Страница 10 из 11
Только мы тронулись с места, как увидели - навстречу нам со стороны АХО бежит Панков. Подбежав, он остановился перед командиром полка и, приложив руку к пилотке, взволнованно доложил:
- Товарищ майор, парашютоукладчица исчезла.
- Какая парашютоукладчица?
- Та самая...
- Как исчезла? - метнулся к нему майор и сгреб в охапку, вцепившись руками в гимнастерку. - Куда?
- Не могу знать, - залепетал Панков. - Все обшарили - нигде нет. Почуяла, может...
- Сам куда-нибудь спрятал, гнида! - накинулся на него капитан. - Вину за собой чуешь!
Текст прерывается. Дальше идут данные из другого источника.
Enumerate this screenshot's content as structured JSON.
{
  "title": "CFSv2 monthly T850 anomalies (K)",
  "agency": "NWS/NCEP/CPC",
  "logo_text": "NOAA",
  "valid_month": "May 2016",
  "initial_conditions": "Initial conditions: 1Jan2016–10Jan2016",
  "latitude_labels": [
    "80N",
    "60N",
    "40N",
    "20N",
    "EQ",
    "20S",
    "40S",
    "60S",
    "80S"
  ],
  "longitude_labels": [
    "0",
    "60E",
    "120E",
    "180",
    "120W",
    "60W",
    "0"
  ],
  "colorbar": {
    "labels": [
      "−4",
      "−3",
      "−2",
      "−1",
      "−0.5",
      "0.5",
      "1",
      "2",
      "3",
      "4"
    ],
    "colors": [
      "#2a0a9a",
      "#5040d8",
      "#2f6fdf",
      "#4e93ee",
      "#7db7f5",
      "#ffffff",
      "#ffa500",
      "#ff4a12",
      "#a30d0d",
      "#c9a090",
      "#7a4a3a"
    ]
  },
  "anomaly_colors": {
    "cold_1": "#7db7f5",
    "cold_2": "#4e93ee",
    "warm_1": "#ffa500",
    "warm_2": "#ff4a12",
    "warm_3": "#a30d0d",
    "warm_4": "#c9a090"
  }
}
- Да куда же я ее спрячу? - попытался оправдаться Панков. - Иголка, что ли?
- Ну, командир, - капитан снова вперил немигающий взгляд в майора, - что теперь скажете?
- Искать стерву! - рявкнул Егоров. - Найдите где хотите, живую или мертвую, и доставьте ко мне!
Повторять это приказание нам не надо было, и мы со всех ног бросились к зданию АХЧ. Но, как и следовало ожидать, сколько мы ни искали, как ни угрожали всем подряд за молчание и укрывательство, так никого и не нашли и ничего не добились.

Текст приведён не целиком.